Smith was charged with the murder of Myrtle Vance, a four-year-old white child, and the daughter of a Paris police officer, Henry Vance. On January 27, her body was discovered in the woods near Paris. Many Paris inhabitants thought Smith was inoffensive and feeble-minded, so he supported himself by working odd tasks at the homes of local whites.
Despite his outward appearance, his interactions with the child’s father appeared to make him an obvious target for suspicion. Several days before Myrtle’s death, Henry Vance, a man is known for his rage and abuse of inmates had arrested Smith and assaulted him for disorderly behavior and intoxication.

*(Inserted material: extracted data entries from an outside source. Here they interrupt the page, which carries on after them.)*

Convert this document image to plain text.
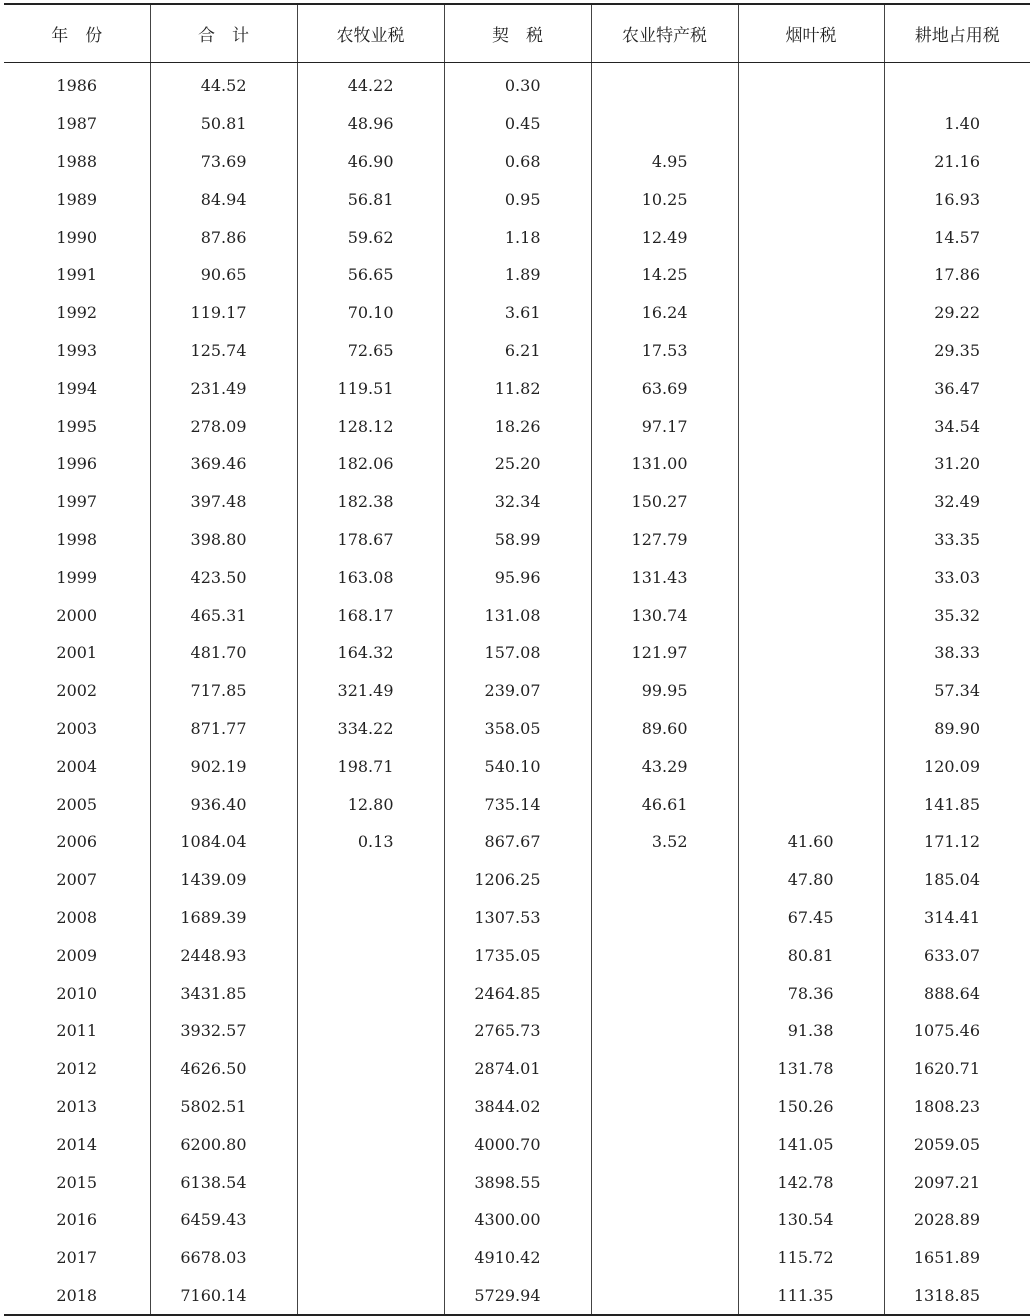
年　份	合　计	农牧业税	契　税	农业特产税	烟叶税	耕地占用税
1986	44.52	44.22	0.30			
1987	50.81	48.96	0.45			1.40
1988	73.69	46.90	0.68	4.95		21.16
1989	84.94	56.81	0.95	10.25		16.93
1990	87.86	59.62	1.18	12.49		14.57
1991	90.65	56.65	1.89	14.25		17.86
1992	119.17	70.10	3.61	16.24		29.22
1993	125.74	72.65	6.21	17.53		29.35
1994	231.49	119.51	11.82	63.69		36.47
1995	278.09	128.12	18.26	97.17		34.54
1996	369.46	182.06	25.20	131.00		31.20
1997	397.48	182.38	32.34	150.27		32.49
1998	398.80	178.67	58.99	127.79		33.35
1999	423.50	163.08	95.96	131.43		33.03
2000	465.31	168.17	131.08	130.74		35.32
2001	481.70	164.32	157.08	121.97		38.33
2002	717.85	321.49	239.07	99.95		57.34
2003	871.77	334.22	358.05	89.60		89.90
2004	902.19	198.71	540.10	43.29		120.09
2005	936.40	12.80	735.14	46.61		141.85
2006	1084.04	0.13	867.67	3.52	41.60	171.12
2007	1439.09		1206.25		47.80	185.04
2008	1689.39		1307.53		67.45	314.41
2009	2448.93		1735.05		80.81	633.07
2010	3431.85		2464.85		78.36	888.64
2011	3932.57		2765.73		91.38	1075.46
2012	4626.50		2874.01		131.78	1620.71
2013	5802.51		3844.02		150.26	1808.23
2014	6200.80		4000.70		141.05	2059.05
2015	6138.54		3898.55		142.78	2097.21
2016	6459.43		4300.00		130.54	2028.89
2017	6678.03		4910.42		115.72	1651.89
2018	7160.14		5729.94		111.35	1318.85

Some locals believed Smith had committed the crime against Myrtle as a form of retaliation. Smith escaped to Detroit, Michigan, after learning that he had been designated a suspect, and then boarded a freight train bound for Arkansas, where he had previously resided.
Smith may have felt he might find refuge in his previous hometown. He was apprehended more than a hundred miles from Paris in Hope, Arkansas. The news of Smith’s planned homecoming quickly circulated across Arkansas and Texas. Because no trial was planned, citizens of Paris rapidly publicized the date and hour that Smith would be tortured and burned.

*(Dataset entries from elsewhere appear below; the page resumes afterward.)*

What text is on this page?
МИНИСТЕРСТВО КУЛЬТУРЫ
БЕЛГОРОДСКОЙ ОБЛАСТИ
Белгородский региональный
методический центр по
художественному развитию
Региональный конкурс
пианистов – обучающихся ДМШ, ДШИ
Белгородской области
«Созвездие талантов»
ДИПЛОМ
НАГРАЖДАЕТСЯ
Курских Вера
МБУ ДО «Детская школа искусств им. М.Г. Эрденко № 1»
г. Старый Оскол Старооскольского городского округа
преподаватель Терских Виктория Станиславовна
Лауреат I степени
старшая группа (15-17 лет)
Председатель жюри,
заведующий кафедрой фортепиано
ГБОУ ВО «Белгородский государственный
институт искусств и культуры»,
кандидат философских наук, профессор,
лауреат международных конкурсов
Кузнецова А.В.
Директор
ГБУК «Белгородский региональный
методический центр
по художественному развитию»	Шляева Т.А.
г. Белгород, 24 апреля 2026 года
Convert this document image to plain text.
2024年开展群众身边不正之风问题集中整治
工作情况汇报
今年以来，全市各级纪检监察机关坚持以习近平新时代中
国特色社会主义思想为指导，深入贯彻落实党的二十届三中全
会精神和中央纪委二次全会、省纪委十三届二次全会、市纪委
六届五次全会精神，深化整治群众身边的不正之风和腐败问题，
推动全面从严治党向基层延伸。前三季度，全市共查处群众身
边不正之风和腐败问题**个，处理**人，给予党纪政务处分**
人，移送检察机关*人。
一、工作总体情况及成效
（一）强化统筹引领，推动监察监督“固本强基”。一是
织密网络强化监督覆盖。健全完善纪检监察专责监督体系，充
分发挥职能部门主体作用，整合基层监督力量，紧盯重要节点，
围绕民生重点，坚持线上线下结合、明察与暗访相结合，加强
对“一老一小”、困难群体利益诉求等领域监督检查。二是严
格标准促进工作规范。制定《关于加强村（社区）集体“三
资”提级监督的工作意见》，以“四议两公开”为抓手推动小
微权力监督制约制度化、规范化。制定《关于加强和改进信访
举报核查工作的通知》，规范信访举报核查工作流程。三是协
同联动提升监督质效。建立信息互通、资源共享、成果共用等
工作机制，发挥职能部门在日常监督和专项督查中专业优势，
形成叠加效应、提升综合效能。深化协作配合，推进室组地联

5,000 people awaited Smith’s return to Paris when the train taking him to the station in Texarkana arrived. He was placed atop a platform (like a float in a parade, according to others) that took him to a scaffold built near Paris with the word justice written across the front. Men, women, and children strained their necks and straddled other spectators to get a clear view of the event, which drew 15,000 people to the scaffold.

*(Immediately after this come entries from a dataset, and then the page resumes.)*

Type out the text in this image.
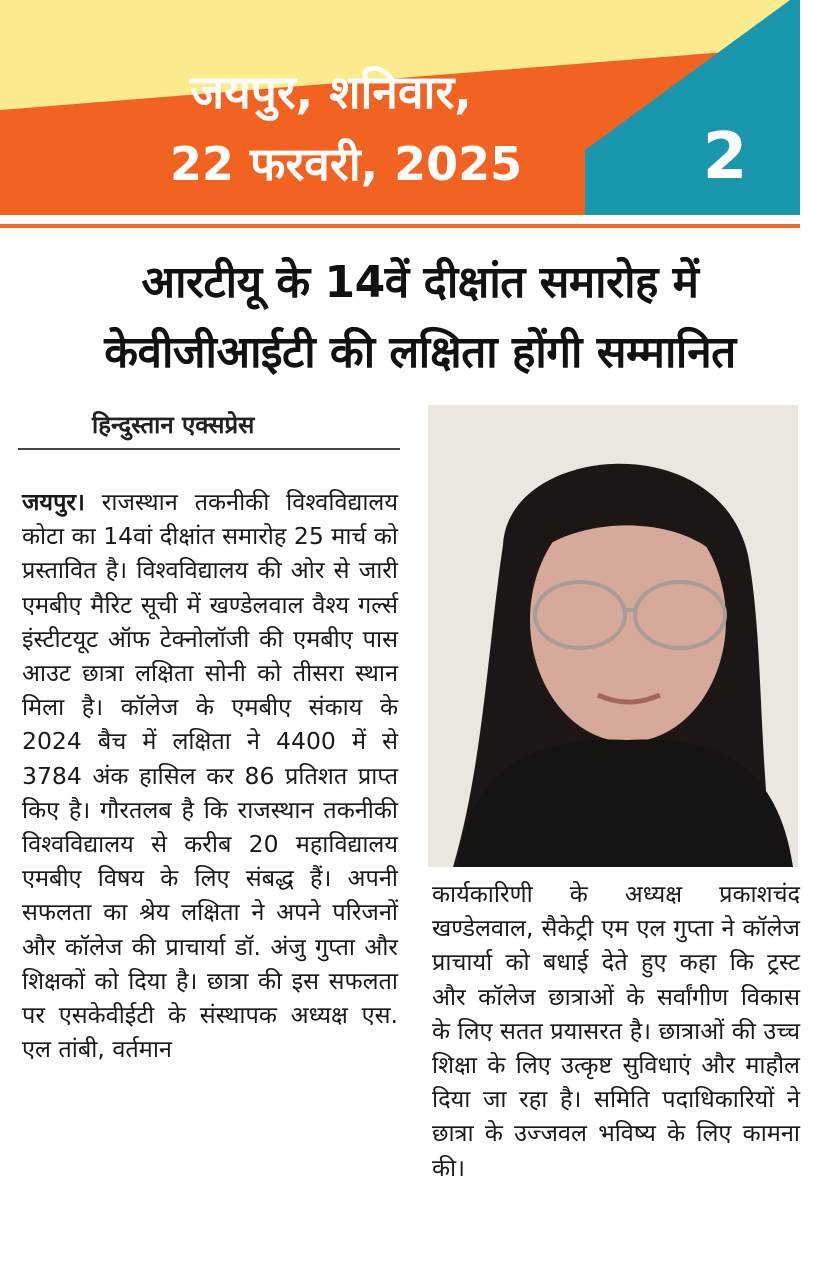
जयपुर, शनिवार,
22 फरवरी, 2025	2
आरटीयू के 14वें दीक्षांत समारोह में
केवीजीआईटी की लक्षिता होंगी सम्मानित
हिन्दुस्तान एक्सप्रेस
जयपुर। राजस्थान तकनीकी विश्वविद्यालय कोटा का 14वां दीक्षांत समारोह 25 मार्च को प्रस्तावित है। विश्वविद्यालय की ओर से जारी एमबीए मैरिट सूची में खण्डेलवाल वैश्य गर्ल्स इंस्टीटयूट ऑफ टेक्नोलॉजी की एमबीए पास आउट छात्रा लक्षिता सोनी को तीसरा स्थान मिला है। कॉलेज के एमबीए संकाय के 2024 बैच में लक्षिता ने 4400 में से 3784 अंक हासिल कर 86 प्रतिशत प्राप्त किए है। गौरतलब है कि राजस्थान तकनीकी विश्वविद्यालय से करीब 20 महाविद्यालय एमबीए विषय के लिए संबद्ध हैं। अपनी सफलता का श्रेय लक्षिता ने अपने परिजनों और कॉलेज की प्राचार्या डॉ. अंजु गुप्ता और शिक्षकों को दिया है। छात्रा की इस सफलता पर एसकेवीईटी के संस्थापक अध्यक्ष एस. एल तांबी, वर्तमान
कार्यकारिणी के अध्यक्ष प्रकाशचंद खण्डेलवाल, सैकेट्री एम एल गुप्ता ने कॉलेज प्राचार्या को बधाई देते हुए कहा कि ट्रस्ट और कॉलेज छात्राओं के सर्वांगीण विकास के लिए सतत प्रयासरत है। छात्राओं की उच्च शिक्षा के लिए उत्कृष्ट सुविधाएं और माहौल दिया जा रहा है। समिति पदाधिकारियों ने छात्रा के उज्जवल भविष्य के लिए कामना की।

Vance’s relatives stood with Smith on the shabby wooden platform, cutting his clothing from his body piece by piece and tossing the pieces to the throng as keepsakes. They then slashed his torso with hot iron rods, forcing them down his neck and into his eyes.
After that, he was drenched in oil and set ablaze. Smith shouted in excruciating pain. Smith attempted to flee the platform as he and the coals beneath him began to burn, but he fell 10 feet to the earth. Members of the mob lassoed him and dragged him back into the fire.
Texas Governor Stephen Hogg, outraged by the lynching, sent a telegram to the Sheriff of Lamar County the day after Smith’s burning, urging that those responsible be apprehended. No one was ever arrested for the torture and murder of Henry Smith, despite the governors’ pleas for justice and the public nature of the crime.
Nearly two weeks after Smith’s death, a group of white men killed Smith’s stepson, William Butler, in nearby Hickory Creek, for allegedly suppressing knowledge about Smith’s whereabouts. Butler’s killers were never brought to justice.